Understanding the relationship between full employment GDP and other macroeconomic aggregates is vital. For example, aggregate demand fluctuations influence real GDP relative to potential GDP, affecting unemployment rates and inflation. During recessionary periods, actual GDP dips below potential GDP, increasing unemployment. During economic booms, actual output may temporarily exceed potential, prompting inflationary concerns.
The significance of full employment GDP extends to fiscal and monetary policy formulation. Policymakers aim to keep actual GDP close to its potential level to maintain low unemployment and stable inflation. When deviations occur, corrective policies—such as adjusting interest rates or government spending—are employed to steer the economy back toward its full employment level.
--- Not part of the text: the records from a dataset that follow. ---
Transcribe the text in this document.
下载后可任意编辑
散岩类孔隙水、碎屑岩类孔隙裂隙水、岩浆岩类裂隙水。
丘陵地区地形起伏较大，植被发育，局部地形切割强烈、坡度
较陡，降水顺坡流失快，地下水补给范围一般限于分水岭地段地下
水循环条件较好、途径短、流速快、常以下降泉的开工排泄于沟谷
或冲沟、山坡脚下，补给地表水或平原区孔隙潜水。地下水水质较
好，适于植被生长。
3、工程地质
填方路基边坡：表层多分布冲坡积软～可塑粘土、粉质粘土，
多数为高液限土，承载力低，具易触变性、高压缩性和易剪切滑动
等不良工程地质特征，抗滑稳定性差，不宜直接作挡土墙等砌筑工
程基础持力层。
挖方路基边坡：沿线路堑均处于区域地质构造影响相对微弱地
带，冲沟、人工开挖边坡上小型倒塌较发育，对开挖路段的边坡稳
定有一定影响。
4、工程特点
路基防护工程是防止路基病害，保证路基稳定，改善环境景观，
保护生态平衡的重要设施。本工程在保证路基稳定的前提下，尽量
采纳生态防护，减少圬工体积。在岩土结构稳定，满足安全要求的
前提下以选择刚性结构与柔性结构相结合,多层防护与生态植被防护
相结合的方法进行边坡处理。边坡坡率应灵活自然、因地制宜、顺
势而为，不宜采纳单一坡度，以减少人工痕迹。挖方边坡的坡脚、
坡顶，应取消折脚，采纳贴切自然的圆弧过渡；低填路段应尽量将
In addition, understanding the concept helps in assessing long-term economic growth. As economies develop, potential GDP generally increases due to technological advancements and capital accumulation. Tracking this progression provides insights into sustainable growth paths and the effectiveness of economic policies over time.
In conclusion, full employment GDP, synonymous with potential GDP, reflects the maximum sustainable output level in a healthy economy. Its recognition and measurement are critically important for macroeconomic stability, policymaking, and understanding the economy's long-term growth prospects. Continuous monitoring of this indicator assists in designing policies that promote sustained prosperity, stable inflation, and low unemployment rates.